Brooke Carlson

'We were just really stuck' -- until NDAD wheeled in with help

Brooke Carlson, in early 2015
The doctor gave Brooke Carlson a restriction she simply had to follow: no running, walking or putting weight on her hips for one year’s time.

Hardly the type of restriction welcomed by an 8-year-old active in gymnastics since she was 2.
Still, Brooke recalls the pain she felt in the summer. Her mom, Lisa Nelson, recalls when she realized it was not a minor ache.

“I just assumed she hurt her groin because she had been doing the splits,” Nelson said. “We knew it meant business when she asked to see the doctors.”

Turns out Brooke has Legg-Calve-Perthes, a childhood disease that involves one hip or occasionally both.

According to Mayo Clinic’s website, Legg-Calve-Perthes occurs when the ball portion of the hip joint – the intersection of the pelvis and thighbone -- receives inadequate blood supply. That causes the bone to become unstable and even die, which leaves it vulnerable to breaking easily and healing poorly. The ball part of the joint loses its round shape, introducing friction.
Lisa Nelson with her daughter, Brooke Carlson.

“In an adult, it’s an arthritic hip,” Nelson said. “In children, we just can’t leave that alone because it’s growing.”

For Brooke, the course of action was to reposition her right hip during a procedure done Sept. 5 at Gillette Children’s Specialty Healthcare in St. Paul. She missed several weeks of school.

Brooke and her mom were sent home with an adult wheelchair to use. Brooke adjusted somewhat but she couldn’t maneuver the larger chair easily.

It was so large, heavy and awkward that Nelson struggled to lift in and out of their car. She needed help – usually, from her husband, Michael Nelson – but their work schedules meant he wasn’t always available to assist.

“We were just really stuck,” Carlson recalled.

In mid-October, while seeking a quick, temporary solution, one of the doctors at her employer -- Valley Bone and Joint -- suggested she try calling charitable nonprofit NDAD, which has a temporary assistive equipment loan program.

Nelson called and learned that a smaller chair was available, and immediately she drove a few minutes to NDAD’s Grand Forks office near Columbia Mall.
Brooke Carlson and the NDAD wheelchair she borrowed. 
“Within five minutes, I had a chair in my car,” Nelson recalled. “I was just ecstatic. It was totally perfect.”
Brooke’s reaction when she saw it: “It’s tiny!”

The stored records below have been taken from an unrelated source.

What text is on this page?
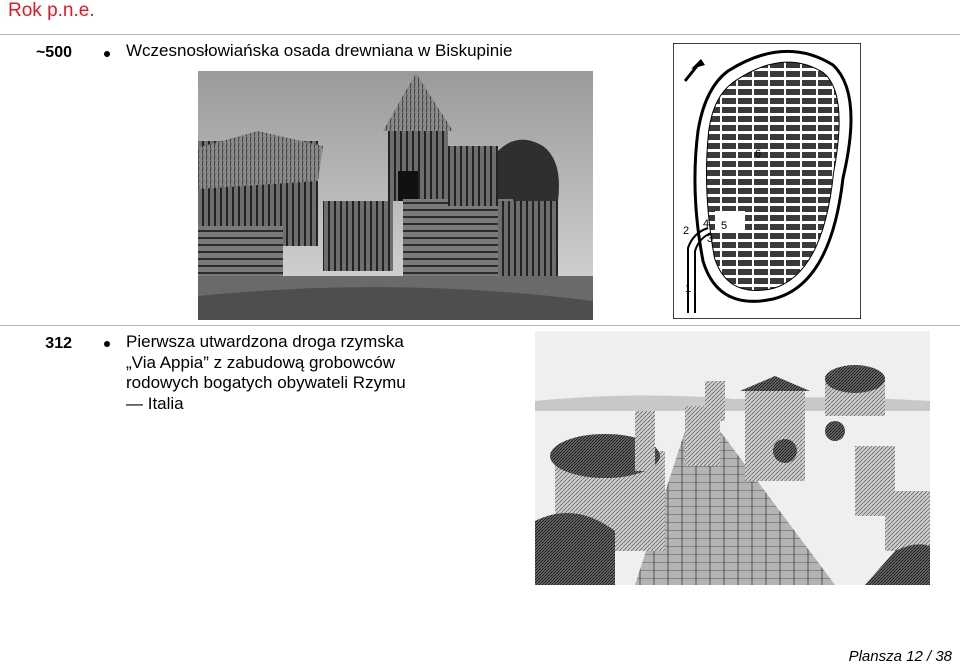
Rok p.n.e.
~500	Wczesnosłowiańska osada drewniana w Biskupinie
1
2
3
4 5
6
312	Pierwsza utwardzona droga rzymska
„Via Appia” z zabudową grobowców
rodowych bogatych obywateli Rzymu
— Italia
Plansza 12 / 38
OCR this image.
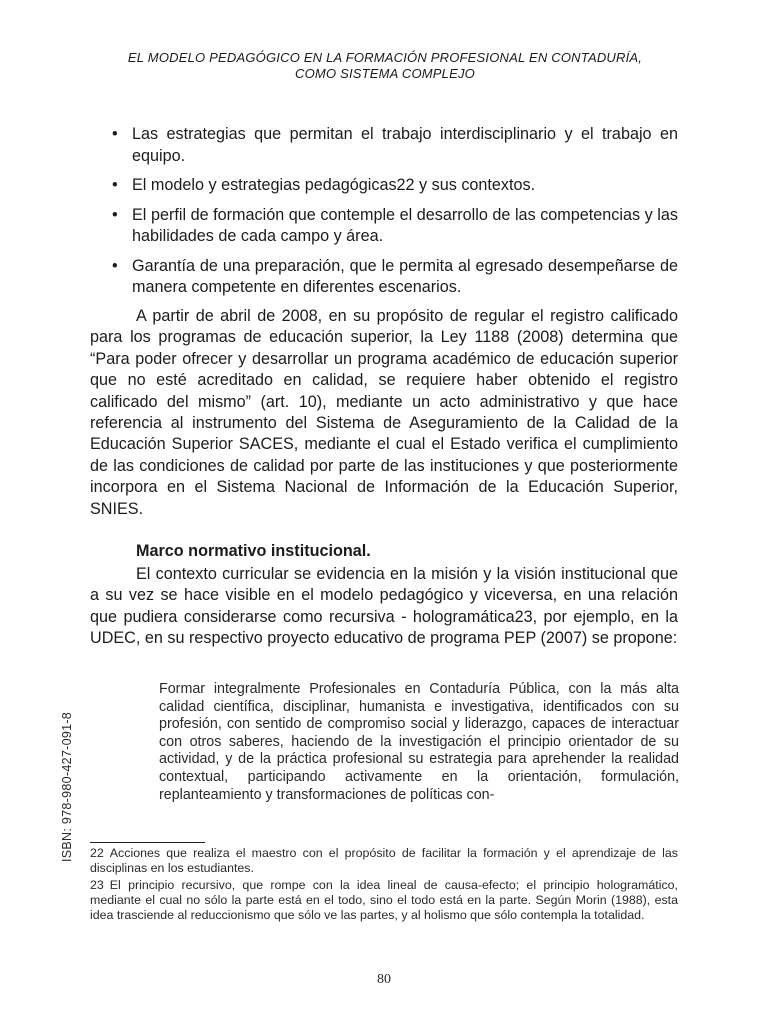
EL MODELO PEDAGÓGICO EN LA FORMACIÓN PROFESIONAL EN CONTADURÍA,
COMO SISTEMA COMPLEJO
• Las estrategias que permitan el trabajo interdisciplinario y el trabajo en equipo.
• El modelo y estrategias pedagógicas22 y sus contextos.
• El perfil de formación que contemple el desarrollo de las competencias y las habilidades de cada campo y área.
• Garantía de una preparación, que le permita al egresado desempeñarse de manera competente en diferentes escenarios.

A partir de abril de 2008, en su propósito de regular el registro calificado para los programas de educación superior, la Ley 1188 (2008) determina que “Para poder ofrecer y desarrollar un programa académico de educación superior que no esté acreditado en calidad, se requiere haber obtenido el registro calificado del mismo” (art. 10), mediante un acto administrativo y que hace referencia al instrumento del Sistema de Aseguramiento de la Calidad de la Educación Superior SACES, mediante el cual el Estado verifica el cumplimiento de las condiciones de calidad por parte de las instituciones y que posteriormente incorpora en el Sistema Nacional de Información de la Educación Superior, SNIES.

Marco normativo institucional.

El contexto curricular se evidencia en la misión y la visión institucional que a su vez se hace visible en el modelo pedagógico y viceversa, en una relación que pudiera considerarse como recursiva - hologramática23, por ejemplo, en la UDEC, en su respectivo proyecto educativo de programa PEP (2007) se propone:

Formar integralmente Profesionales en Contaduría Pública, con la más alta calidad científica, disciplinar, humanista e investigativa, identificados con su profesión, con sentido de compromiso social y liderazgo, capaces de interactuar con otros saberes, haciendo de la investigación el principio orientador de su actividad, y de la práctica profesional su estrategia para aprehender la realidad contextual, participando activamente en la orientación, formulación, replanteamiento y transformaciones de políticas con-

22 Acciones que realiza el maestro con el propósito de facilitar la formación y el aprendizaje de las disciplinas en los estudiantes.

23 El principio recursivo, que rompe con la idea lineal de causa-efecto; el principio hologramático, mediante el cual no sólo la parte está en el todo, sino el todo está en la parte. Según Morin (1988), esta idea trasciende al reduccionismo que sólo ve las partes, y al holismo que sólo contempla la totalidad.

ISBN: 978-980-427-091-8
80
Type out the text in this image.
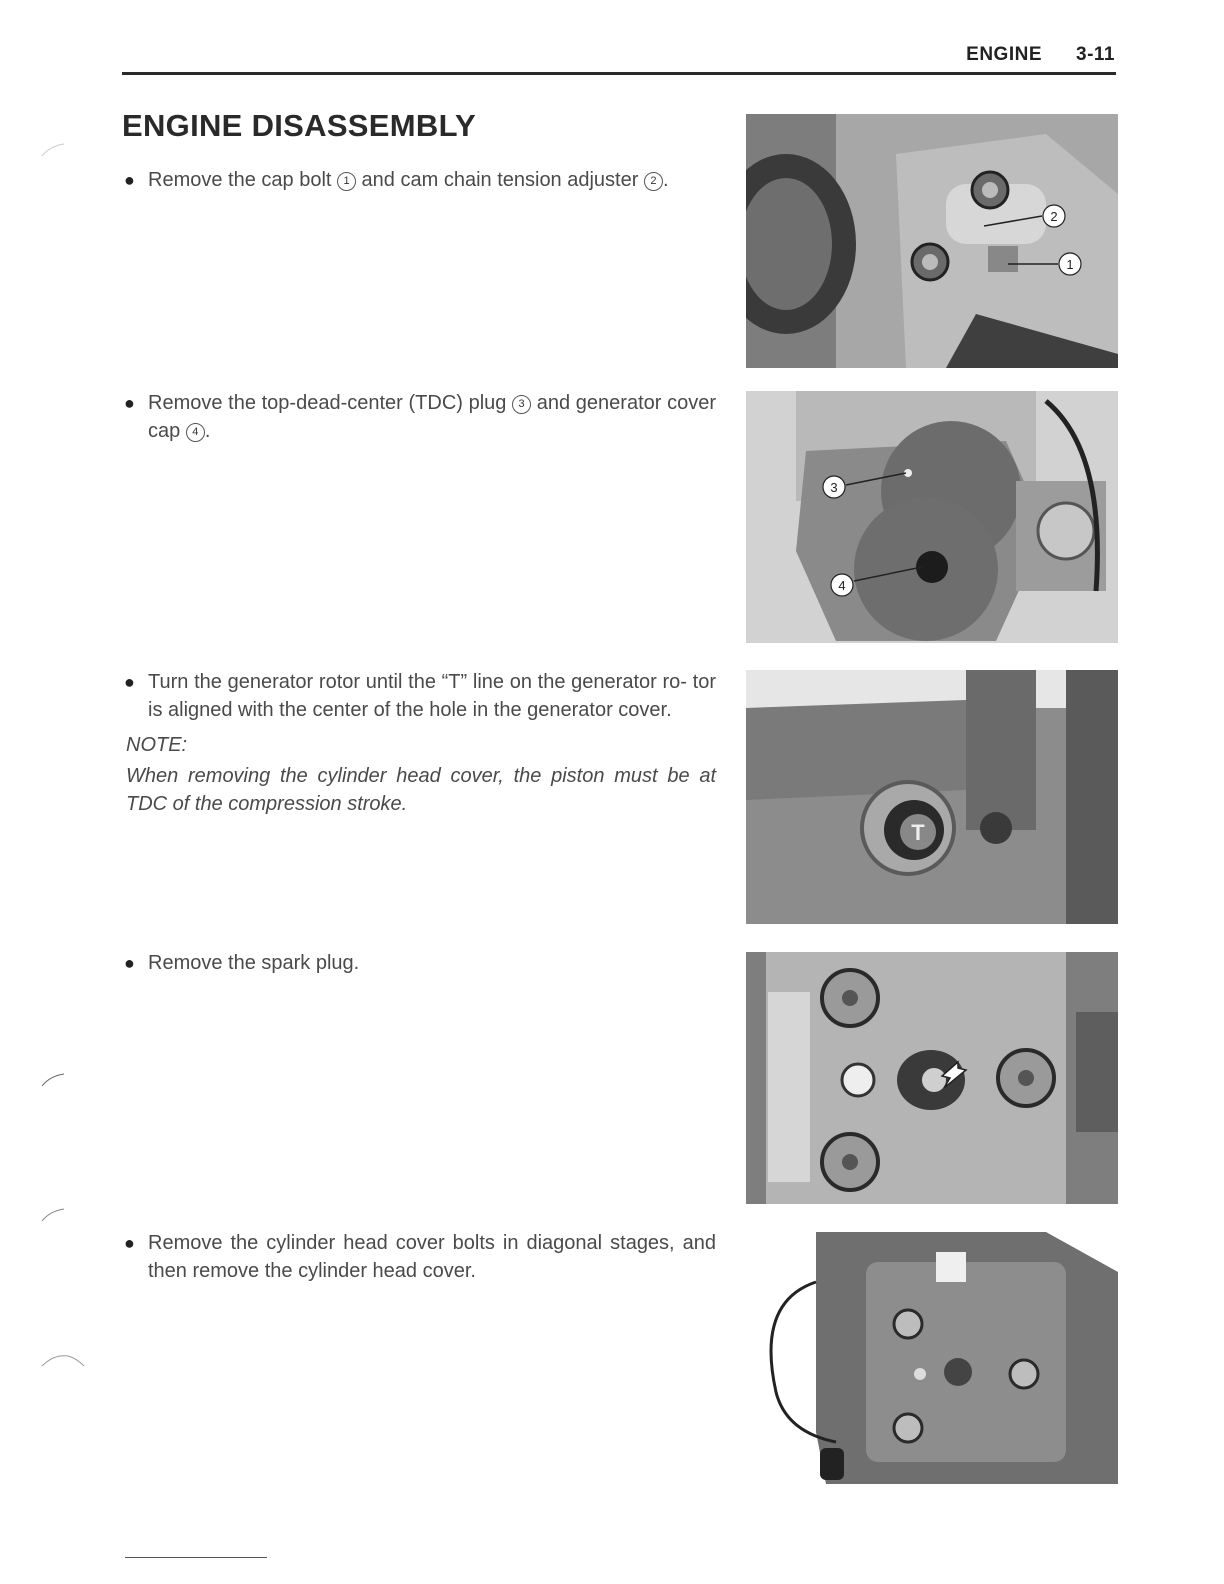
ENGINE 3-11
ENGINE DISASSEMBLY
● Remove the cap bolt 1 and cam chain tension adjuster 2 .
● Remove the top-dead-center (TDC) plug 3 and generator cover cap 4 .
● Turn the generator rotor until the “T” line on the generator ro- tor is aligned with the center of the hole in the generator cover.
NOTE:
When removing the cylinder head cover, the piston must be at TDC of the compression stroke.
● Remove the spark plug.
● Remove the cylinder head cover bolts in diagonal stages, and then remove the cylinder head cover.
2
1
3
4
T
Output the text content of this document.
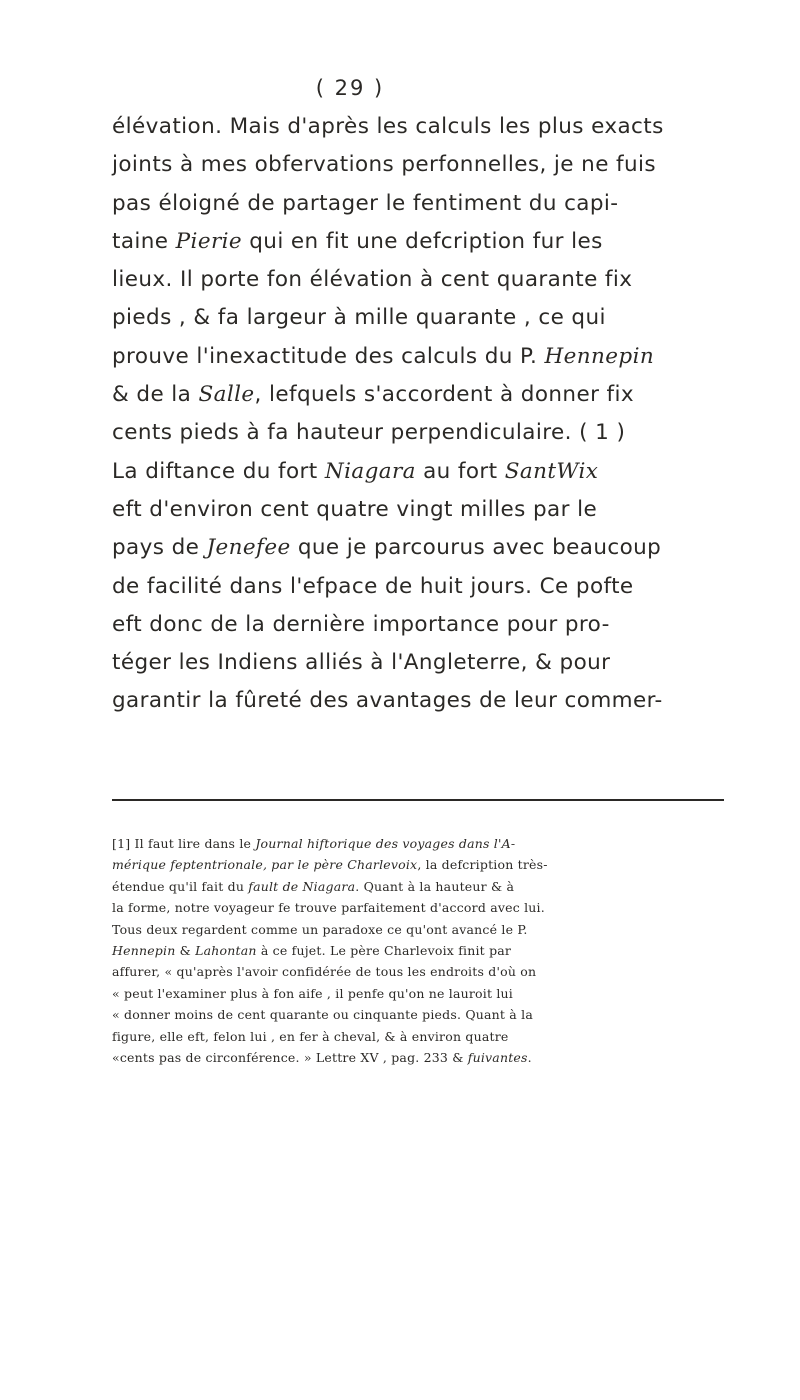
( 29 )
élévation. Mais d'après les calculs les plus exacts
joints à mes obfervations perfonnelles, je ne fuis
pas éloigné de partager le fentiment du capi-
taine Pierie qui en fit une defcription fur les
lieux. Il porte fon élévation à cent quarante fix
pieds , & fa largeur à mille quarante , ce qui
prouve l'inexactitude des calculs du P. Hennepin
& de la Salle, lefquels s'accordent à donner fix
cents pieds à fa hauteur perpendiculaire. ( 1 )
La diftance du fort Niagara au fort SantWix
eft d'environ cent quatre vingt milles par le
pays de Jenefee que je parcourus avec beaucoup
de facilité dans l'efpace de huit jours. Ce pofte
eft donc de la dernière importance pour pro-
téger les Indiens alliés à l'Angleterre, & pour
garantir la fûreté des avantages de leur commer-
[1] Il faut lire dans le Journal hiftorique des voyages dans l'A-
mérique feptentrionale, par le père Charlevoix, la defcription très-
étendue qu'il fait du fault de Niagara. Quant à la hauteur & à
la forme, notre voyageur fe trouve parfaitement d'accord avec lui.
Tous deux regardent comme un paradoxe ce qu'ont avancé le P.
Hennepin & Lahontan à ce fujet. Le père Charlevoix finit par
affurer, « qu'après l'avoir confidérée de tous les endroits d'où on
« peut l'examiner plus à fon aife , il penfe qu'on ne lauroit lui
« donner moins de cent quarante ou cinquante pieds. Quant à la
figure, elle eft, felon lui , en fer à cheval, & à environ quatre
«cents pas de circonférence. » Lettre XV , pag. 233 & fuivantes.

But the girl transferred herself into the smaller chair, took it for a spin and was able to maneuver it much more easily — so much so, her mom made a quick video of her daughter and posted it on NDAD’s Facebook page.

The family’s Labrador retrievers, Bella and Shadow, were eager to follow her, too.

“Loves it. Doesn’t like the thought of having to give it back” once the equipment loan ends, Nelson said.

NDAD short-term equipment loans typically run for up to 90 days.

As for her Legg-Calve-Perthes, Brooke “is really accustomed to it. She definitely has learned to live with what she has. She does incredibly well. People have been very accommodating, too.”

Brooke’s time as a gymnast probably is over.

In fact, the Grand Forks girl has been advised to stay away from aggressive impact sports in her life to avoid making her hip issues worse.

“At some point, she probably will need a hip replacement – between 35 and 50,” Nelson said. “We need to do as much as we can to protect her” from worsening problems.

Brooke has started swimming several days a week at Grand Forks YMCA pool.

“She took off like a fish as soon as she got in the pool,” Nelson said.

But the 8-year-old isn’t stopping there.

According to her mom, who recently began a second career as a certified health coach, Brooke Carlson’s plan “is that she and I open up a yoga studio together.”

It just might be an ideal fit.

-- Mike Brue

The writer is communications director of NDAD.